SAM and SAH long-range interactions. BET: betaine; BHMT: betaine homocysteine methyltransferase; dMGN: dimethylglycine; HCY: homocysteine; MATI/III: methionine adenosyltransferase I/III; MATII: methionine adenosyltransferase II; GN: glycine; GNMT: glycine methyltransferase; GSH, reduced glutathione; Me-THF: 5,10-methylenetetrahydrofolate; MHMT: methyltetrahydrofolate homocysteine methyltransferase; PC: phosphatidylcholine; PE: phosphatidylethanolamine; SAH: S-adenosylhomocysteine; SAM: S-adenosylmethionine; SN: sarcosine.

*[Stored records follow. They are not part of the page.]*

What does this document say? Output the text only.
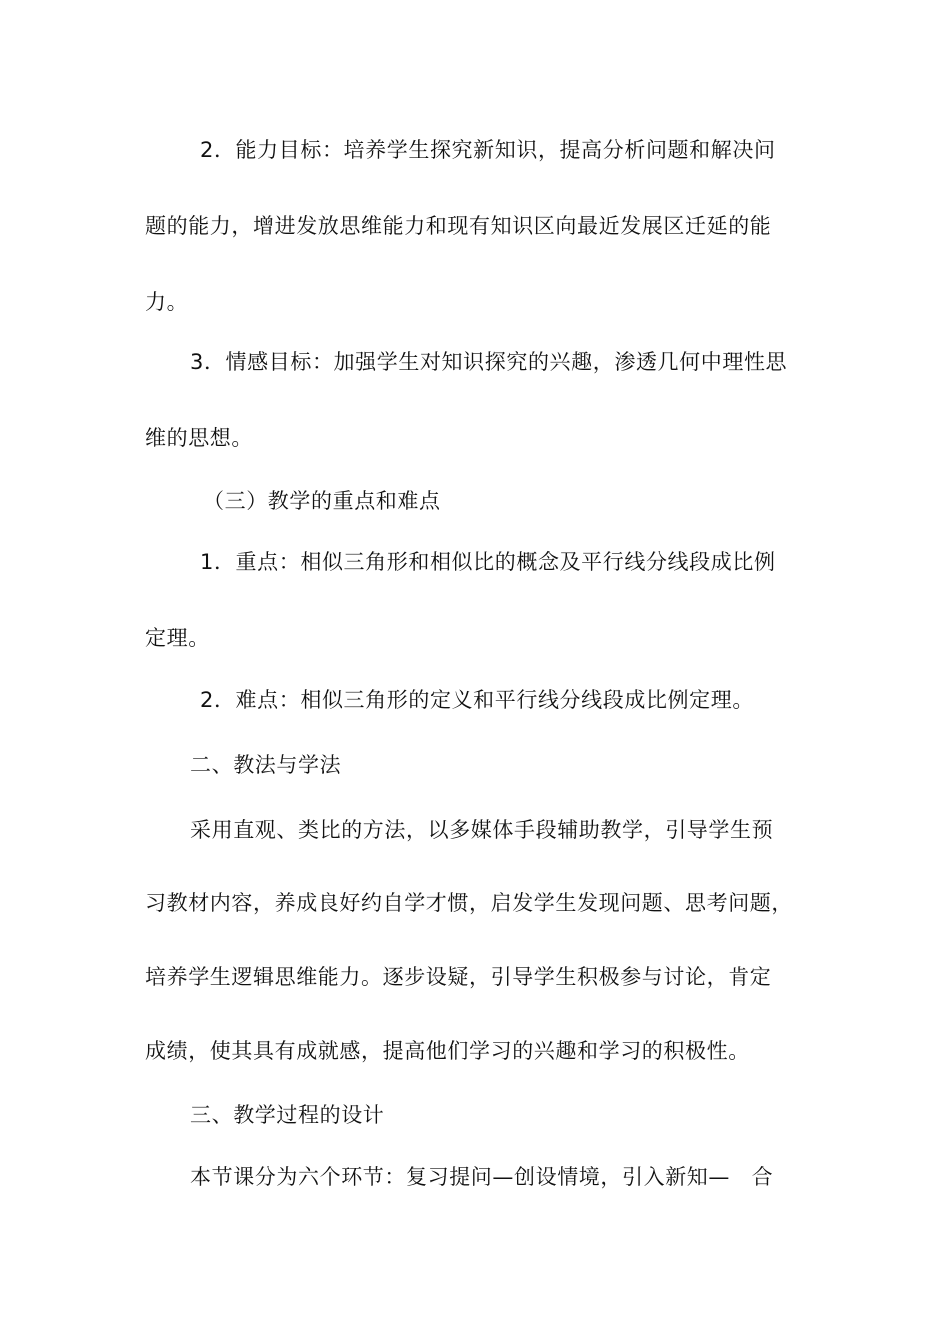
2．能力目标：培养学生探究新知识，提高分析问题和解决问
题的能力，增进发放思维能力和现有知识区向最近发展区迁延的能
力。
3．情感目标：加强学生对知识探究的兴趣，渗透几何中理性思
维的思想。
（三）教学的重点和难点
1．重点：相似三角形和相似比的概念及平行线分线段成比例
定理。
2．难点：相似三角形的定义和平行线分线段成比例定理。
二、教法与学法
采用直观、类比的方法，以多媒体手段辅助教学，引导学生预
习教材内容，养成良好约自学才惯，启发学生发现问题、思考问题，
培养学生逻辑思维能力。逐步设疑，引导学生积极参与讨论，肯定
成绩，使其具有成就感，提高他们学习的兴趣和学习的积极性。
三、教学过程的设计
本节课分为六个环节：复习提问—创设情境，引入新知—　合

Arrows indicate activation; blunt arrows indicate inhibition.

Figure 4

Effects of SAM on signal transduction pathways. SAM inhibits ODC activity and H-RAS, K-RAS, c-MYC expression. Through the inhibition of LKB1/AMPK axis, SAM controls p53 phosphorylation and cell growth and survival by inducing PP2A expression that dephosphorylating inactivates AKT. Moreover, PP2A activation and DUSP1 stabilization inhibit the RAS/ERK pathway. DUSP1 phosphorylation at the ser296, induced by the ERK1/2 target FOXM1, allows its ubiquitination by the SKP2/CKS1 ubiquitin ligase. This is followed by the proteasomal degradation of DUSP1. SAM enhances the DUSP1 inhibitory action by increasing the transcription of DUSP1 mRNA and by inhibiting the DUSP1 proteasomal degradation. The inhibition of LKB1/AMPK decreases eNOS and iNOS activity and ROS and NO, and thus the genomic instability that is also reduced by the decrease of DNA hypomethylation.

Figure 5

Multiphasic hepatocarcinogenesis. Retro-reverse arrows indicate remodeling. Arrows thickness is proportional to the rate and intensity of the changes. Abbreviations: DN, dysplastic nodules; FAH, foci of altered hepatocytes; HCC, hepatocellular carcinomas.